How does EFR3 control insulin-stimulated plasma membrane dispersal of GLUT4?

EFR3 如何控制胰岛素刺激的 GLUT4 质膜扩散？

• 批准号: BB/X005178/1
• 负责人: Gwyn William Gould
• 金额: $ 61.4万
• 依托单位: University of Strathclyde
• 依托单位国家: 英国
• 项目类别: Research Grant
• 财政年份: 2023
• 资助国家: 英国
• 起止时间: 2023 至 无数据
• 项目状态: 未结题
• 来源: https://gtr.ukri.org/projects?ref=BB%2FX005178%2F1
• 关键词: How; does; EFR3; control; insulin

All cells are surrounded by a structure called the plasma membrane. This provides protection for a cell and helps keep the environment inside the cell stable. The plasma membrane has several functions, including regulating what gets in and out of the cell, and helping the cell sense and respond to external events.Nutrients like sugars are transported across the plasma membrane by specialised proteins called 'transporters'. Understanding how these nutrient transporters are controlled is important, as depending on the conditions a cell may need to increase or decrease the rate of entry of a particular nutrient, perhaps in response to a specific cue.Our group studies how sugar (glucose) transport is regulated, and in particular how this is regulated by a hormone called insulin. Insulin plays an important role in helping keep blood sugar levels constant by controlling the rate by which sugar crosses the plasma membrane of fat and muscle. Defective glucose transport is associated with diseases such as diabetes and also some neurological disorders, hence understanding how transporter proteins are regulated may have considerable impact.Our group has uncovered a new way in which membrane transporters are controlled. We have found that insulin acts to 'disperse' glucose transporters. In the absence of insulin transporters are clustered together (rather like sheep in a pen). Insulin acts to open the gates to the pen and allow the transporters to rapidly move around in the plasma membrane so that they can function effectively and allow glucose transport.We have been able to gain some clues to how a cell does this, and here we seek to further understand how this dispersal is controlled, to ask whether this is specific for sugar transporters or if it is displayed by other nutrient transporters (or happens to all plasma membrane proteins), and we will look to understand how hormones like insulin induce a change in clustering.Our work will, we believe, be of wide interest to colleagues who study cell membrane function from both a basic biology and a translational standpoint. To address these questions, we have created a team of biologists, physicists, and electronics experts to bring their skills to bear on a common problem of fundamental importance.

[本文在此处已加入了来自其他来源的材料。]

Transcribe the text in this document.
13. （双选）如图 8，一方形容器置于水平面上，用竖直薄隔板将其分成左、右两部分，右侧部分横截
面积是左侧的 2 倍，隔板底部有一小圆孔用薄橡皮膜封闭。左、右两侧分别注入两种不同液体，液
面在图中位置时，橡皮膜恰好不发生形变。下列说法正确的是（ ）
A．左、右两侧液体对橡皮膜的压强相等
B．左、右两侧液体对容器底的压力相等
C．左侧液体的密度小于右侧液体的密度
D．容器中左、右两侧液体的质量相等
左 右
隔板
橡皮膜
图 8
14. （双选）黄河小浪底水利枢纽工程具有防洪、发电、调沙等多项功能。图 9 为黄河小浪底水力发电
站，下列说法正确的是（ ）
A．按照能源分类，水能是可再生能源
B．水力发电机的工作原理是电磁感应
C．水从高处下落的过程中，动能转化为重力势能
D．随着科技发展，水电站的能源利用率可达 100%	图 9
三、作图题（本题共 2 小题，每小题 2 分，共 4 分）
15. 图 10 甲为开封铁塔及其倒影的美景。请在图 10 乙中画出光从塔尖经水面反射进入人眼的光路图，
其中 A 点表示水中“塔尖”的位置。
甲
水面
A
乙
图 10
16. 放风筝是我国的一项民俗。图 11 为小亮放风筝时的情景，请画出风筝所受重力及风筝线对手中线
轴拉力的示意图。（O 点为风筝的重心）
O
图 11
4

所有的细胞都被一种叫做质膜的结构所包围。这为细胞提供保护，并有助于保持细胞内环境的稳定。质膜有几种功能，包括调节进出细胞的物质，帮助细胞感知和应对外部事件。糖等营养物质通过称为“转运体”的特殊蛋白质在质膜上运输。了解这些营养转运蛋白是如何被控制的很重要，因为根据细胞可能需要增加或减少特定营养物质进入的速度的条件，可能是为了对特定的信号做出反应。我们的团队研究了糖(葡萄糖)运输是如何被调节的，特别是它是如何被称为胰岛素的激素调节的。胰岛素通过控制糖穿过脂肪和肌肉质膜的速度，在帮助保持血糖水平稳定方面发挥着重要作用。葡萄糖转运缺陷与糖尿病等疾病和一些神经疾病有关，因此了解转运蛋白是如何调控的可能会产生相当大的影响。我们的团队发现了一种控制膜转运蛋白的新方法。我们发现，胰岛素起到“分散”葡萄糖转运蛋白的作用。在没有胰岛素转运体的情况下，胰岛素转运体聚集在一起(有点像羊圈里的羊)。胰岛素的作用是打开转运蛋白的大门，让转运蛋白在质膜中快速移动，从而有效地发挥作用，并允许葡萄糖的运输。我们已经能够获得一些细胞如何做到这一点的线索，在这里我们试图进一步了解这种扩散是如何被控制的，询问这是糖转运蛋白所特有的，还是其他营养转运蛋白(或所有质膜蛋白都存在)所显示的，我们将寻求了解像胰岛素这样的激素是如何诱导聚集的变化的。我们相信，我们的工作将会对从基础生物学和翻译角度研究细胞膜功能的同事产生广泛的兴趣。为了解决这些问题，我们组建了一个由生物学家、物理学家和电子学专家组成的团队，将他们的技能运用到一个具有根本重要性的共同问题上。